After two days, Hockney got up and began drawing the vandalised Totem in charcoal. These drawings of the felled trunk in a bare, midwinter landscape have a sombre, elegiac feeling to which soft strokes of black and grey are perfectly matched.
The drawings were a prelude to The Arrival of Spring on which Hockney began work the following January. He began to chart the seasonal changes from five familiar vantage points. Two months into the series, however, Hockney was hit by another appalling blow: the sudden death of Dominic Elliot, one of his assistants. Subsequently, Hockney almost gave up. Keeping going, he told me later, had been "hard work".
But persevere he did, making images that seem to buzz with returning life.

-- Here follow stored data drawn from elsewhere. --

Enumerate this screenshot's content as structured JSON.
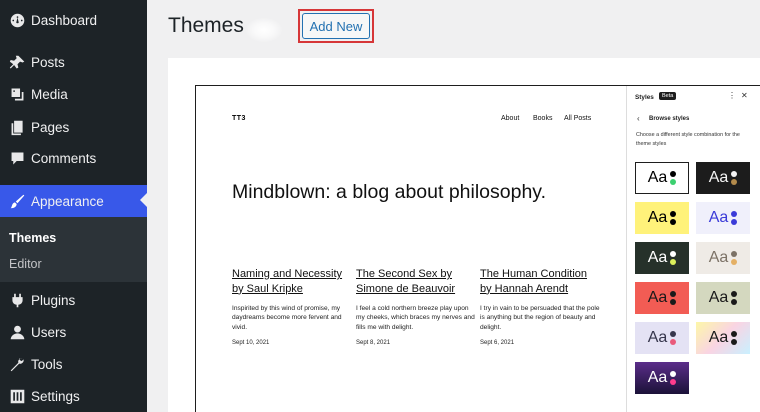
{
  "sidebar": {
    "items": [
      {
        "label": "Dashboard",
        "icon": "dashboard-icon"
      },
      {
        "label": "Posts",
        "icon": "pin-icon"
      },
      {
        "label": "Media",
        "icon": "media-icon"
      },
      {
        "label": "Pages",
        "icon": "pages-icon"
      },
      {
        "label": "Comments",
        "icon": "comment-icon"
      },
      {
        "label": "Appearance",
        "icon": "brush-icon"
      },
      {
        "label": "Plugins",
        "icon": "plug-icon"
      },
      {
        "label": "Users",
        "icon": "users-icon"
      },
      {
        "label": "Tools",
        "icon": "wrench-icon"
      },
      {
        "label": "Settings",
        "icon": "settings-icon"
      }
    ],
    "submenu": [
      {
        "label": "Themes"
      },
      {
        "label": "Editor"
      }
    ],
    "accent": "#3858e9"
  },
  "header": {
    "title": "Themes",
    "add_new_label": "Add New",
    "highlight_color": "#d63638"
  },
  "preview": {
    "site_title": "TT3",
    "nav": [
      "About",
      "Books",
      "All Posts"
    ],
    "hero": "Mindblown: a blog about philosophy.",
    "posts": [
      {
        "title": "Naming and Necessity by Saul Kripke",
        "excerpt": "Inspirited by this wind of promise, my daydreams become more fervent and vivid.",
        "date": "Sept 10, 2021"
      },
      {
        "title": "The Second Sex by Simone de Beauvoir",
        "excerpt": "I feel a cold northern breeze play upon my cheeks, which braces my nerves and fills me with delight.",
        "date": "Sept 8, 2021"
      },
      {
        "title": "The Human Condition by Hannah Arendt",
        "excerpt": "I try in vain to be persuaded that the pole is anything but the region of beauty and delight.",
        "date": "Sept 6, 2021"
      }
    ]
  },
  "styles_panel": {
    "title": "Styles",
    "badge": "Beta",
    "more": "⋮",
    "close": "✕",
    "back": "‹",
    "browse": "Browse styles",
    "description": "Choose a different style combination for the theme styles",
    "swatches": [
      {
        "bg": "#ffffff",
        "fg": "#000000",
        "dot1": "#000000",
        "dot2": "#3cd070",
        "selected": true
      },
      {
        "bg": "#1c1c1c",
        "fg": "#f4f4f4",
        "dot1": "#f4f4f4",
        "dot2": "#b38a4b"
      },
      {
        "bg": "#fff27a",
        "fg": "#000000",
        "dot1": "#000000",
        "dot2": "#000000"
      },
      {
        "bg": "#f0f0fb",
        "fg": "#3b3bd8",
        "dot1": "#3b3bd8",
        "dot2": "#3b3bd8"
      },
      {
        "bg": "#26312a",
        "fg": "#ffffff",
        "dot1": "#ffffff",
        "dot2": "#dcf05b"
      },
      {
        "bg": "#efebe6",
        "fg": "#7c7266",
        "dot1": "#7c7266",
        "dot2": "#e4b065"
      },
      {
        "bg": "#f25c54",
        "fg": "#1a1a1a",
        "dot1": "#1a1a1a",
        "dot2": "#1a1a1a"
      },
      {
        "bg": "#d4d8bf",
        "fg": "#1a1a1a",
        "dot1": "#1a1a1a",
        "dot2": "#1a1a1a"
      },
      {
        "bg": "#e4e2f4",
        "fg": "#36364c",
        "dot1": "#36364c",
        "dot2": "#e95a7b"
      },
      {
        "bg": "#f7f3c0",
        "fg": "#1a1a1a",
        "dot1": "#1a1a1a",
        "dot2": "#1a1a1a",
        "gradient": true
      },
      {
        "bg": "#2a1f4a",
        "fg": "#ffffff",
        "dot1": "#ffffff",
        "dot2": "#ff3c8d",
        "purple": true
      }
    ],
    "swatch_text": "Aa"
  }
}
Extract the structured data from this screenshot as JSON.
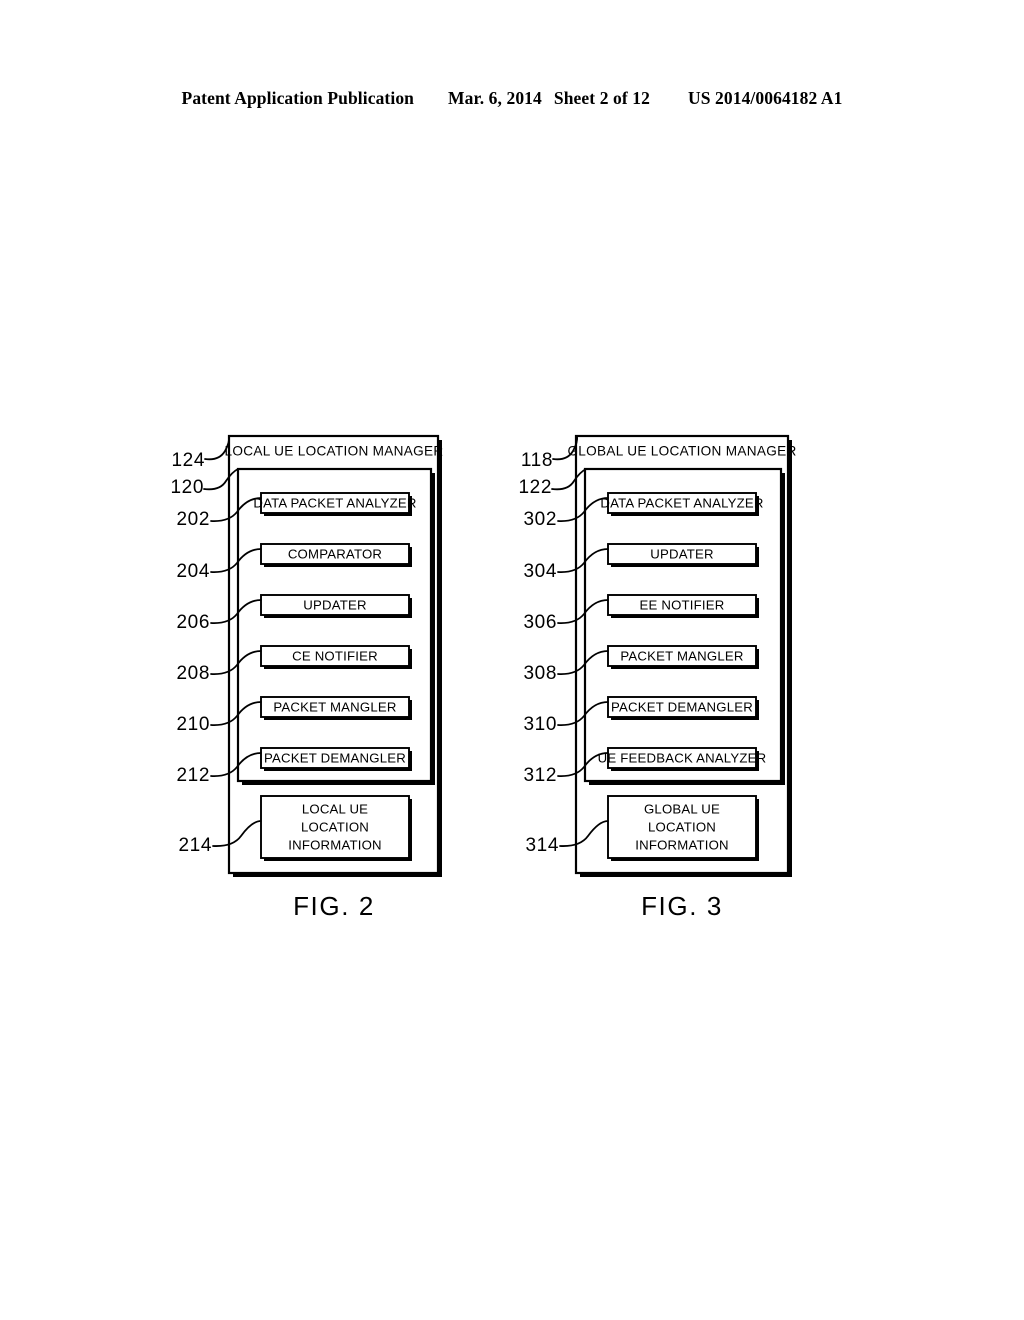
{
  "header": {
    "publication": "Patent Application Publication",
    "date": "Mar. 6, 2014",
    "sheet": "Sheet 2 of 12",
    "patent_number": "US 2014/0064182 A1"
  },
  "figures": [
    {
      "caption": "FIG. 2",
      "outer_ref": "124",
      "inner_ref": "120",
      "title": "LOCAL UE LOCATION MANAGER",
      "modules": [
        {
          "ref": "202",
          "label": "DATA PACKET ANALYZER"
        },
        {
          "ref": "204",
          "label": "COMPARATOR"
        },
        {
          "ref": "206",
          "label": "UPDATER"
        },
        {
          "ref": "208",
          "label": "CE NOTIFIER"
        },
        {
          "ref": "210",
          "label": "PACKET MANGLER"
        },
        {
          "ref": "212",
          "label": "PACKET DEMANGLER"
        }
      ],
      "store": {
        "ref": "214",
        "lines": [
          "LOCAL UE",
          "LOCATION",
          "INFORMATION"
        ]
      }
    },
    {
      "caption": "FIG. 3",
      "outer_ref": "118",
      "inner_ref": "122",
      "title": "GLOBAL UE LOCATION MANAGER",
      "modules": [
        {
          "ref": "302",
          "label": "DATA PACKET ANALYZER"
        },
        {
          "ref": "304",
          "label": "UPDATER"
        },
        {
          "ref": "306",
          "label": "EE NOTIFIER"
        },
        {
          "ref": "308",
          "label": "PACKET MANGLER"
        },
        {
          "ref": "310",
          "label": "PACKET DEMANGLER"
        },
        {
          "ref": "312",
          "label": "UE FEEDBACK ANALYZER"
        }
      ],
      "store": {
        "ref": "314",
        "lines": [
          "GLOBAL UE",
          "LOCATION",
          "INFORMATION"
        ]
      }
    }
  ],
  "colors": {
    "ink": "#000000",
    "paper": "#ffffff"
  }
}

The whole sequence of charcoal drawings feels like both a climax and a farewell: they are filled with the knowledge Hockney gained in all those years of looking harder and harder at these places, but also with a sense of loss.
Hockney has been reflecting on mortality of late, and coming up with some typically unconventional thoughts on the subject. "Why is everything now geared to longevity?" he asks. "If everything's directed at longevity, you're denying life." He approves of a remark that the photographer Henri Cartier-Bresson made at the age of 93: "It's not longevity, it's intensity that counts."
Hockney reflected: "It's a different attitude to time. That's what I have. We all get a lifetime. They're different, but we all get one."
Shortly after completing The Arrival of Spring, he departed for California. In the autumn, during a break in the installation of his exhibition in San Francisco, he returned to Los Angeles. "There was nothing for me to do for a week or two, so I came back and painted an old friend." Then he did another portrait, and another. Thus his latest project began.
This is, in a way, the reverse of The Arrival of Spring: indoor not outdoor, and painting in acrylic, not drawing. Once more Hockney has switched mediums to explore the possibilities of something new. For the portraits he has returned to acrylic, in which he has been depicting a diverse range of sitters, all in the same format, seated in the same chair on a low stage.
When I was visiting he had just decided to dub the sequence La Comedie humaine. Hockney was reading a biography of Balzac and, musing on time and intensity, took the French novelist as an example. "Look at Balzac, dead at 51, but he produced 100 years of writing."
The portraits, which the artist feels are not yet ready to exhibit, already number several dozen. "I'll just go on until I'm bored, and I think it will be a long time," he says. "I might do 100. I work in series and sequences. I always need a project to get me going as this has got me going now. It's something I can see is endlessly fascinating."
In an email the other day, Hockney reflected with satisfaction: "The studio is looking very good, indeed better than it's ever looked before. I like to think the late work is the best, but I really think so at the moment."